The acting Governor of Fezzan always resides at Mourzuk. His principal coadjutors in the despatch of affairs are a Kady with two secretaries, a Sheikh or mayor of the city, some respectable men who act as privy councillors, the Wakeels of Bengazi, Augila, Sokna, &c.
A little story may find its place here, as an apt illustration of the state of society and manners in this out-of-the-way capital. A married woman preferred another man to her husband, and frankly confessed that her affections had strayed. Her lord, instead of flying into a passion, and killing her on the spot, thought a moment, and said,—
“I will consent to divorce you, if you will promise one thing.”
“What is that?” inquired the delighted wife.
“You must looloo to me only when I pass on the day of the celebration of your nuptials with the other man.”
Now it is, the custom for women, under such circumstances, to looloo (that is, salute with a peculiar cry) any handsome male passer-by.
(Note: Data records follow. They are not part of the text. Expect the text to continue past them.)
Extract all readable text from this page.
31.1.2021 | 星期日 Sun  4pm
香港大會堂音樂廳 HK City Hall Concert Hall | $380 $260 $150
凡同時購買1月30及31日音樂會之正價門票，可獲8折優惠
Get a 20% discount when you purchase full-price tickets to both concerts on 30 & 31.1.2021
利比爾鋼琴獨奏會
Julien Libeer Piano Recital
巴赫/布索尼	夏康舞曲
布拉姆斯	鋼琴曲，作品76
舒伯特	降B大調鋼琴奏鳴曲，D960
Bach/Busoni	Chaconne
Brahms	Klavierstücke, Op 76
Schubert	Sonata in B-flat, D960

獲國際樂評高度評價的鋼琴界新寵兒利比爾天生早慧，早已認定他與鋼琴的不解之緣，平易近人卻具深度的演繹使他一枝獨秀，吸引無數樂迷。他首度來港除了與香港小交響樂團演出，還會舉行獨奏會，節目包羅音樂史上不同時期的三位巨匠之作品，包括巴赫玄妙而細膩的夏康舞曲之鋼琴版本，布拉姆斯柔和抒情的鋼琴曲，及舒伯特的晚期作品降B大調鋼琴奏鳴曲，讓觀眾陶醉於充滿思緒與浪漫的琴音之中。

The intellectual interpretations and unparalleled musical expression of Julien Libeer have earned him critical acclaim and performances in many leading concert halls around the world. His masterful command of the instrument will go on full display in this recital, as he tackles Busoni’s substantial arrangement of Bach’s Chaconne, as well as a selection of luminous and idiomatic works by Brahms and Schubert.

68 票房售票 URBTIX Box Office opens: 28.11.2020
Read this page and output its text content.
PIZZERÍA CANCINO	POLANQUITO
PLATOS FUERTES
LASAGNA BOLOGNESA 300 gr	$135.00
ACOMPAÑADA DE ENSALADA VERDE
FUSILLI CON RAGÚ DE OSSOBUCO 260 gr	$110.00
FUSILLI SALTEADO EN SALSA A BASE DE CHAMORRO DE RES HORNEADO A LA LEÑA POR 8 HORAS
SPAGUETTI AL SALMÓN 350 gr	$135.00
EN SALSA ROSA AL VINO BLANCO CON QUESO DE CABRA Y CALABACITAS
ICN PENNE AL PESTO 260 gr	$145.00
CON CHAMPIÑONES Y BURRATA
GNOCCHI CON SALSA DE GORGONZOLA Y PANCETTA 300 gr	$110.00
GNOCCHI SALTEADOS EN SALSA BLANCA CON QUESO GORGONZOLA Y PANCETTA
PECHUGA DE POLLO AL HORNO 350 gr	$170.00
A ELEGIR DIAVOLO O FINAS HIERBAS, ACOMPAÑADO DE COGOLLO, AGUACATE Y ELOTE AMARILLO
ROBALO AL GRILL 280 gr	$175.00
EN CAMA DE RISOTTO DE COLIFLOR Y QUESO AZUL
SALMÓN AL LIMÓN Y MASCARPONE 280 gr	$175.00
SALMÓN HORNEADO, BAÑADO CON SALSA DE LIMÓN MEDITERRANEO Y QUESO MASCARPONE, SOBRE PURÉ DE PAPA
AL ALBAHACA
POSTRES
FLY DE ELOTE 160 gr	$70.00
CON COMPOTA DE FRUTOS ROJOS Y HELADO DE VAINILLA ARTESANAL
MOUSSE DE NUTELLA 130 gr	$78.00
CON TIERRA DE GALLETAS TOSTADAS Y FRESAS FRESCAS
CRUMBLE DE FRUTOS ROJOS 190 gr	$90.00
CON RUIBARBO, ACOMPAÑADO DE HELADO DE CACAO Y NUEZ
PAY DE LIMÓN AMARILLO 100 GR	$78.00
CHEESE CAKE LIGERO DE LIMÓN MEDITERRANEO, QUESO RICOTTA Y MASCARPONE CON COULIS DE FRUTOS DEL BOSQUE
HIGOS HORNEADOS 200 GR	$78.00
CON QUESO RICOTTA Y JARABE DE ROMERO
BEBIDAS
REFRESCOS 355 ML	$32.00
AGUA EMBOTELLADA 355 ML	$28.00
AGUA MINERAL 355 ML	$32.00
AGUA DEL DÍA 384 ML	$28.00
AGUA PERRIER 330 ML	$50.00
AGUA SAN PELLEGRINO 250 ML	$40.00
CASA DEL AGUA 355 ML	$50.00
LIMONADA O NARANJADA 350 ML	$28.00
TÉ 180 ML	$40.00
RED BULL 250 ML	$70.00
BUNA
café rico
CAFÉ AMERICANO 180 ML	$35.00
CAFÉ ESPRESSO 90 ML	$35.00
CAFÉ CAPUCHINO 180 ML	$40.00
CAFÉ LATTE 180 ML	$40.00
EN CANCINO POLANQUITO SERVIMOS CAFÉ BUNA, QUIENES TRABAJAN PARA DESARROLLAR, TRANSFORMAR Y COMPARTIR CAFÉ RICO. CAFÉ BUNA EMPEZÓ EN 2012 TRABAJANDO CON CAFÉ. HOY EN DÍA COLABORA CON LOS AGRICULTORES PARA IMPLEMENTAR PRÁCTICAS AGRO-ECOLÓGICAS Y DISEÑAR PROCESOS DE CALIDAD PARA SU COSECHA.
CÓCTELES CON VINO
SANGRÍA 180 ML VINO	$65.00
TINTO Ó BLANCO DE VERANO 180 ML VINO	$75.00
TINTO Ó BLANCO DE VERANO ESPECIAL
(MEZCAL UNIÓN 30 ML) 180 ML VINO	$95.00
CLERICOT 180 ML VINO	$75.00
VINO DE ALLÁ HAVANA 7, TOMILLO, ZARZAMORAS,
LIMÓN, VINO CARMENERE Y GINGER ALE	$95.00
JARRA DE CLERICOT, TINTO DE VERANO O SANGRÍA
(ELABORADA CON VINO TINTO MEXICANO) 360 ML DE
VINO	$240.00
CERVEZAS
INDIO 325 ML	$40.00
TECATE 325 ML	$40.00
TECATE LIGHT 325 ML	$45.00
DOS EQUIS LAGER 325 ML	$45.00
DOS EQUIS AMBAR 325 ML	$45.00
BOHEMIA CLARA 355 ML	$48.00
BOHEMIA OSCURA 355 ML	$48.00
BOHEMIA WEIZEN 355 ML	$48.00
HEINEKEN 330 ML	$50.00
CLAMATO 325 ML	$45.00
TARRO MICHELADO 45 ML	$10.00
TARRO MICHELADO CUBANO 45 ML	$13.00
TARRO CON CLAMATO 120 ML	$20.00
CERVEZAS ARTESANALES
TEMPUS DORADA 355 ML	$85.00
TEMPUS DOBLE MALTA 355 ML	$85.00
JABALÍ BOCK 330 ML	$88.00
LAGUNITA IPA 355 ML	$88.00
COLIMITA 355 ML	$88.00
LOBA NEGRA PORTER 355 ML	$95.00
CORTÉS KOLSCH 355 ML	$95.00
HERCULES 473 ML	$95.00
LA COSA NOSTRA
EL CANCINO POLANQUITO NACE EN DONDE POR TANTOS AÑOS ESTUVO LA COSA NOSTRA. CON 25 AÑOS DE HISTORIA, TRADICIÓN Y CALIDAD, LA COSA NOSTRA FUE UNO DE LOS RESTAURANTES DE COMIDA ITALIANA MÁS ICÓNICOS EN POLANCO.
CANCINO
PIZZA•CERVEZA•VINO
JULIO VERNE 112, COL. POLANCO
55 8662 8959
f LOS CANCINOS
However, the woman promised, the divorce took place, and the lover was soon promoted into a second husband. On the day of the wedding, however, the man who had exacted the promise passed by the camel on which the bride was riding, and saluted her, as is the custom, with the discharge of his firelock. Upon this she remembered, and looloed to him. The new bridegroom, enraged at this marked preference, noticing that she had not greeted any one else, and thinking possibly that he was playing the part of a dupe, instantly fell upon his bride and slew her. He had scarcely done so when the brothers of the woman came up and shot him down; so that the first husband compassed ample vengeance without endangering himself in the slightest degree. This is an instance of Arab cunning.
A subject of considerable importance was brought under my attention at Mourzuk. It appears that whilst the objects of legitimate commerce, in being exported from the interior to Fezzan and Tripoli, pay double duties—that is, twelve and a-half per cent in each place—slaves pay no transit duty whatever in this regency of Barbary if they are destined for the Constantinople market, and even if sold in Tripoli or Fezzan only pay once a duty of ten mahboubs per head. It frequently happens besides that the Turkish merchants, who embark with their slaves for Constantinople, sell a considerable number on the way. On arriving at their destination, they pretend that such as are missing from their register have died; and in this manner they contrive to evade the payment of all duty whatever. It has been attempted to get the impost of ten mahboubs paid in Mourzuk, and likewise to force all the caravans to take that route. This would have acted as a check upon the slave-trade; but the influence of the Gadamsee merchants was too great to allow the measure to be carried out. It is most important that the legitimate trade should not be burdened with double custom-dues, and it is to be hoped that the influence of the British Government will be used to bring about some reform in this matter. We should bear in mind, that as most of the goods and merchandise passing through Fezzan are only in transit, they are therefore legally subject to a duty of no more than three per cent.